Wilson will be in Portsmouth for the Whaleback Festival to introduce us to her film and participate in an informal filmmaker Q & A following the screening. Volunteer has also been screened at the Red Rock Film Festival, Williamsburg International Film Festival, and was awarded a Jury Prize from the Honolulu Film Awards.

Only 500 left? Whaleback Festival continues its support of student films by opening the evening with a screening of The Right Whale: Urbanizes, a short film by high-school senior, Noelle Anderson. Edited and directed by Anderson when she was sixteen, this 14-minute film outlines the history and future of the North Atlantic Right Whale.

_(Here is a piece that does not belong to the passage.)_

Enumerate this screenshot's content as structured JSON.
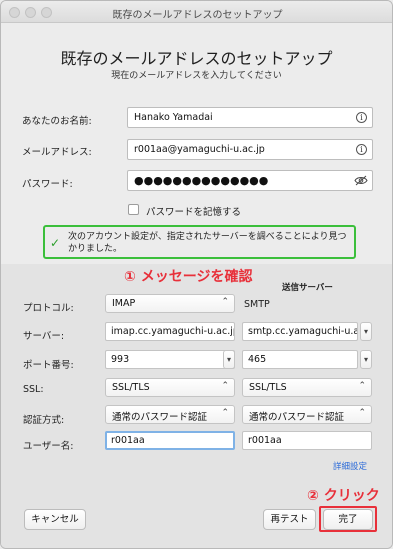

Researchers Scott Krauss and Rosalind Rolland of the New England Aquarium narrate the film, examining the threats that the North Atlantic Right Whale has faced over the past two centuries, as well as the solutions that need to be further researched.

Wednesday's double feature is a free event, hosted by the Portsmouth Public Library from 6:30-8:30pm. More information and event details can be found on the festival website at www.whaleback.org.

Whaleback is organized by The Red Eft Project, a nonprofit headquartered in Portsmouth that fosters conservation and environmental protection through research, education, and opportunities to explore and connect with nature. To find out more about Red Eft, visit www.redeft.org. The Festival is named after the iconic lighthouse that marks the entrance to Portsmouth Harbor. Like Whaleback Light, the festival illuminates and draws in stories celebrating our environmental culture.